Moreover, ASCII characters such as ‘a’,’b’,’c’ and ‘d’ have the same encoding in both WE8ISO8859P1 and AL32UTF8…

Reply
Alex Gorbachev
June 17, 2010 8:33 am

Alberto, this is what I found strange as well so would be really nice to validate my findings in case someone is able to post their numbers.

Reply
Jonathan Lewis
June 17, 2010 9:35 pm

How about using variables instead of constants. It seems unlikely, but perhaps Oracle is doing a strange sys_op_c2c() or similar on the constants before performing the concatenation.

Reply
Øyvind Isene
June 22, 2010 3:52 am

I ran the same tests and also repeated them for Norwegian characters (æ,ø,å); they are single-byte in WE8ISO8859P1 and 2 bytes in UTF8. I found no difference in response time between tests with (a,b,c) and (æ,ø,å) on both databases. The UTF8 database is running 11.1, the other is running 10.2 (both linux, but with different hardware).

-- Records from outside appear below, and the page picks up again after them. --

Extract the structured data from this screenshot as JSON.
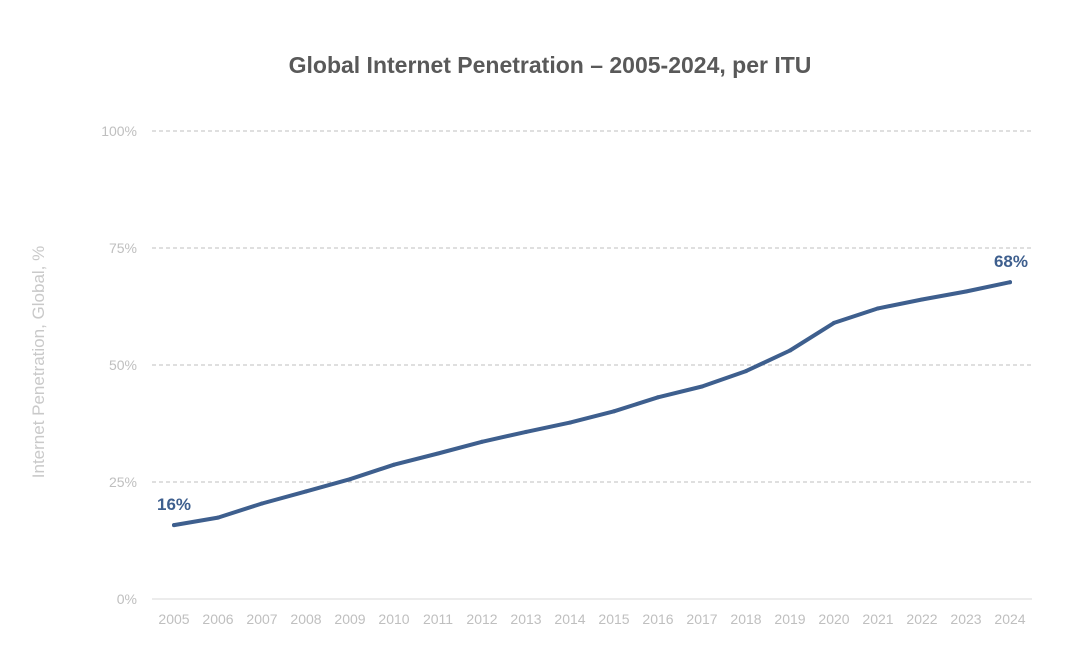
{
  "chart_data": {
    "type": "line",
    "title": "Global Internet Penetration – 2005-2024, per ITU",
    "xlabel": "",
    "ylabel": "Internet Penetration, Global, %",
    "ylim": [
      0,
      100
    ],
    "yticks": [
      0,
      25,
      50,
      75,
      100
    ],
    "ytick_labels": [
      "0%",
      "25%",
      "50%",
      "75%",
      "100%"
    ],
    "grid": true,
    "line_color": "#3e5f8e",
    "categories": [
      "2005",
      "2006",
      "2007",
      "2008",
      "2009",
      "2010",
      "2011",
      "2012",
      "2013",
      "2014",
      "2015",
      "2016",
      "2017",
      "2018",
      "2019",
      "2020",
      "2021",
      "2022",
      "2023",
      "2024"
    ],
    "series": [
      {
        "name": "Internet Penetration, Global",
        "values": [
          15.8,
          17.4,
          20.4,
          23.0,
          25.6,
          28.7,
          31.1,
          33.6,
          35.7,
          37.7,
          40.1,
          43.1,
          45.4,
          48.7,
          53.1,
          59.0,
          62.1,
          64.0,
          65.7,
          67.7
        ]
      }
    ],
    "annotations": [
      {
        "category": "2005",
        "text": "16%"
      },
      {
        "category": "2024",
        "text": "68%"
      }
    ]
  }
}
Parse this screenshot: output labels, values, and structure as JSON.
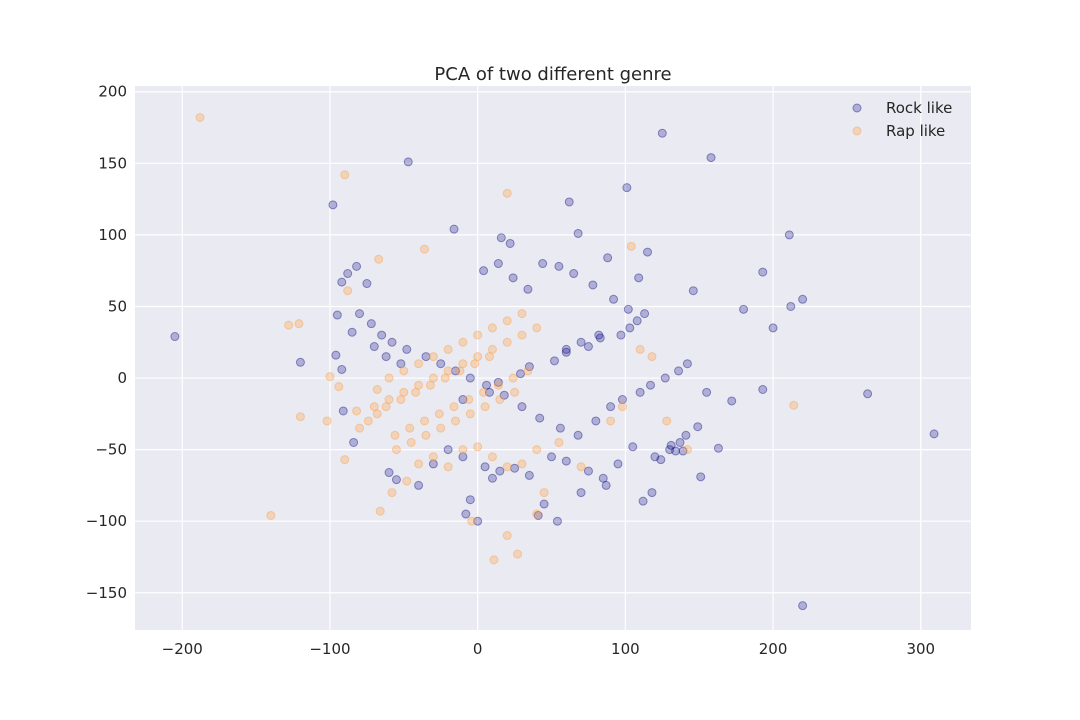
{
  "chart_data": {
    "type": "scatter",
    "title": "PCA of two different genre",
    "xlabel": "",
    "ylabel": "",
    "xlim": [
      -232,
      334
    ],
    "ylim": [
      -176,
      204
    ],
    "xticks": [
      -200,
      -100,
      0,
      100,
      200,
      300
    ],
    "yticks": [
      -150,
      -100,
      -50,
      0,
      50,
      100,
      150,
      200
    ],
    "xtick_labels": [
      "−200",
      "−100",
      "0",
      "100",
      "200",
      "300"
    ],
    "ytick_labels": [
      "−150",
      "−100",
      "−50",
      "0",
      "50",
      "100",
      "150",
      "200"
    ],
    "grid": true,
    "legend_position": "top-right",
    "background": "#eaeaf2",
    "series": [
      {
        "name": "Rock like",
        "color": "#000080",
        "alpha": 0.25,
        "x": [
          -205,
          -98,
          -47,
          125,
          158,
          101,
          62,
          211,
          -16,
          22,
          16,
          68,
          193,
          220,
          212,
          180,
          200,
          193,
          264,
          309,
          220,
          151,
          163,
          134,
          -120,
          -96,
          -95,
          -92,
          -91,
          -84,
          146,
          115,
          109,
          88,
          0,
          -5,
          -8,
          10,
          41,
          45,
          54,
          70,
          87,
          112,
          118,
          124,
          131,
          137,
          139,
          149,
          155,
          172,
          -60,
          -55,
          -40,
          -30,
          -20,
          -10,
          5,
          15,
          25,
          35,
          50,
          60,
          75,
          85,
          95,
          105,
          120,
          130,
          141,
          4,
          14,
          24,
          34,
          44,
          55,
          65,
          78,
          92,
          102,
          113,
          -75,
          -82,
          -88,
          -92,
          -85,
          -70,
          -62,
          -52,
          108,
          103,
          97,
          83,
          75,
          60,
          52,
          35,
          29,
          14,
          8,
          -10,
          -80,
          -72,
          -65,
          -58,
          -48,
          -35,
          -25,
          -15,
          -5,
          6,
          18,
          30,
          42,
          56,
          68,
          80,
          90,
          98,
          110,
          117,
          127,
          136,
          142,
          60,
          70,
          82
        ],
        "y": [
          29,
          121,
          151,
          171,
          154,
          133,
          123,
          100,
          104,
          94,
          98,
          101,
          74,
          55,
          50,
          48,
          35,
          -8,
          -11,
          -39,
          -159,
          -69,
          -49,
          -51,
          11,
          16,
          44,
          6,
          -23,
          -45,
          61,
          88,
          70,
          84,
          -100,
          -85,
          -95,
          -70,
          -96,
          -88,
          -100,
          -80,
          -75,
          -86,
          -80,
          -57,
          -47,
          -45,
          -51,
          -34,
          -10,
          -16,
          -66,
          -71,
          -75,
          -60,
          -50,
          -55,
          -62,
          -65,
          -63,
          -68,
          -55,
          -58,
          -65,
          -70,
          -60,
          -48,
          -55,
          -50,
          -40,
          75,
          80,
          70,
          62,
          80,
          78,
          73,
          65,
          55,
          48,
          45,
          66,
          78,
          73,
          67,
          32,
          22,
          15,
          10,
          40,
          35,
          30,
          28,
          22,
          18,
          12,
          8,
          3,
          -3,
          -10,
          -15,
          45,
          38,
          30,
          25,
          20,
          15,
          10,
          5,
          0,
          -5,
          -12,
          -20,
          -28,
          -35,
          -40,
          -30,
          -20,
          -15,
          -10,
          -5,
          0,
          5,
          10,
          20,
          25,
          30
        ]
      },
      {
        "name": "Rap like",
        "color": "#ffa040",
        "alpha": 0.3,
        "x": [
          -188,
          -90,
          20,
          -128,
          -121,
          -67,
          -88,
          -36,
          -140,
          -100,
          -120,
          -102,
          -94,
          -90,
          -82,
          -68,
          -66,
          -58,
          -48,
          -40,
          -30,
          -20,
          -10,
          0,
          10,
          20,
          30,
          40,
          55,
          70,
          90,
          98,
          104,
          110,
          118,
          128,
          142,
          214,
          11,
          27,
          -4,
          20,
          40,
          45,
          -56,
          -46,
          -36,
          -26,
          -16,
          -6,
          4,
          14,
          24,
          34,
          -70,
          -60,
          -50,
          -40,
          -30,
          -20,
          -10,
          0,
          10,
          20,
          30,
          40,
          -60,
          -50,
          -40,
          -30,
          -20,
          -10,
          0,
          10,
          20,
          30,
          -55,
          -45,
          -35,
          -25,
          -15,
          -5,
          5,
          15,
          25,
          -80,
          -74,
          -68,
          -62,
          -52,
          -42,
          -32,
          -22,
          -12,
          -2,
          8
        ],
        "y": [
          182,
          142,
          129,
          37,
          38,
          83,
          61,
          90,
          -96,
          1,
          -27,
          -30,
          -6,
          -57,
          -23,
          -8,
          -93,
          -80,
          -72,
          -60,
          -55,
          -62,
          -50,
          -48,
          -55,
          -62,
          -60,
          -50,
          -45,
          -62,
          -30,
          -20,
          92,
          20,
          15,
          -30,
          -50,
          -19,
          -127,
          -123,
          -100,
          -110,
          -95,
          -80,
          -40,
          -35,
          -30,
          -25,
          -20,
          -15,
          -10,
          -5,
          0,
          5,
          -20,
          -15,
          -10,
          -5,
          0,
          5,
          10,
          15,
          20,
          25,
          30,
          35,
          0,
          5,
          10,
          15,
          20,
          25,
          30,
          35,
          40,
          45,
          -50,
          -45,
          -40,
          -35,
          -30,
          -25,
          -20,
          -15,
          -10,
          -35,
          -30,
          -25,
          -20,
          -15,
          -10,
          -5,
          0,
          5,
          10,
          15
        ]
      }
    ]
  }
}
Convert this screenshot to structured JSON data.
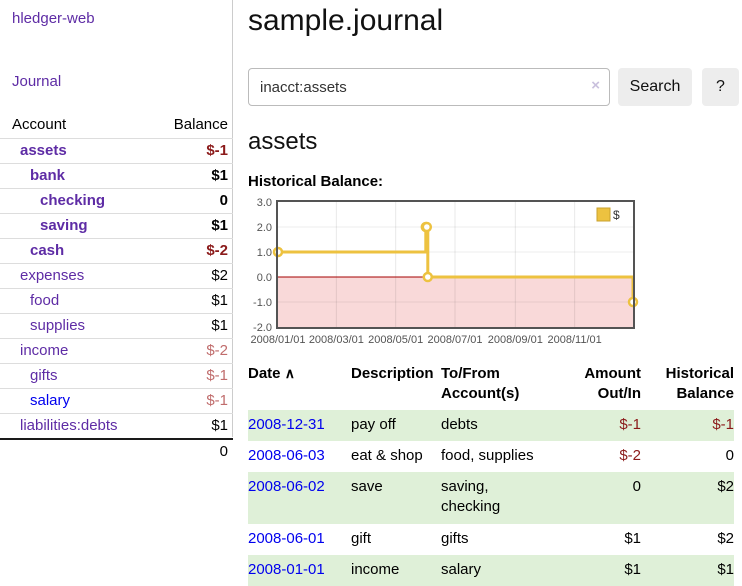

Set Test Result (1/100 sec)
8bit null 25
8bit cc-E 146
8bit cc-N 145
8bit ss-E 574
8bit ss-N 576

utf8 null 39
utf8 cc-E 119
utf8 cc-N 117
utf8 ss-E 479
utf8 ss-N 481

My concern with UTF8 is not cpu, but refactoring. Columns containing non-english characters stored in varchar2(4000) require migration to CLOB when the byte-length surpasses 4000 bytes (e.g. when close to 4000 characters on WE8ISO8859P1 contains Nordic characters they are expanded to two-bytes characters in UTF8 and the total length exceeds 4000 byts). The limit is 4000 bytes, not 4000 characters, even if Oracle lets you define (foo varchar2(4000 char)) in UTF8.

Reply
Alex Gorbachev
June 22, 2010 12:05 pm

@Øyvind: This is odd. Do I read your numbers right so that UTF8 database is performing faster than fixed length single-byte encoding? And odd that NULL loop is actually slower in UTF8 DB. Something is not consistent it seems. Are they on the same hardware?

Reply
Øyvind Isene
June 23, 2010 2:13 am

As stated somewhere in there they are on different hardware :) I believe the null-loop has not improved much from 10.2 to 11.1, so I imagine the 11.1 with utf8 is running on “slower” hardware and that the string functions used here in 11.1 has improved from 10.2 to 11.1 I ran the tests several times, there were deviations of course, but the average was quite stable. I initially wanted to show that your tests on utf8 in the same database did not change much as one replace characters encoded as single byte in utf8 with characters that are encoded as two or more bytes (as is the case for Norwegian characters); ref comments from that fine Italian :)

Reply

We are converting WE8ISO8859P1 oracle db characterset to AL32UTF8. Before conversion, i was asked to check implication on PL/SQL code for byte based SQL functions. What all points to consider while checking implications on PL/SQL code. I could find 3 methods on google surfing, SUBSTRB, LENGTHB, INSTRB. What do I check if these methods are used in PL/SQL code? What all other methods should I check? What do I check in PL/SQL if varchar and char type declarations exist in code? How do i check implication of database characterset change to AL32UTF8 for byte bases SQL function. Suggest me as if I know only CRUD statements in oracle DB.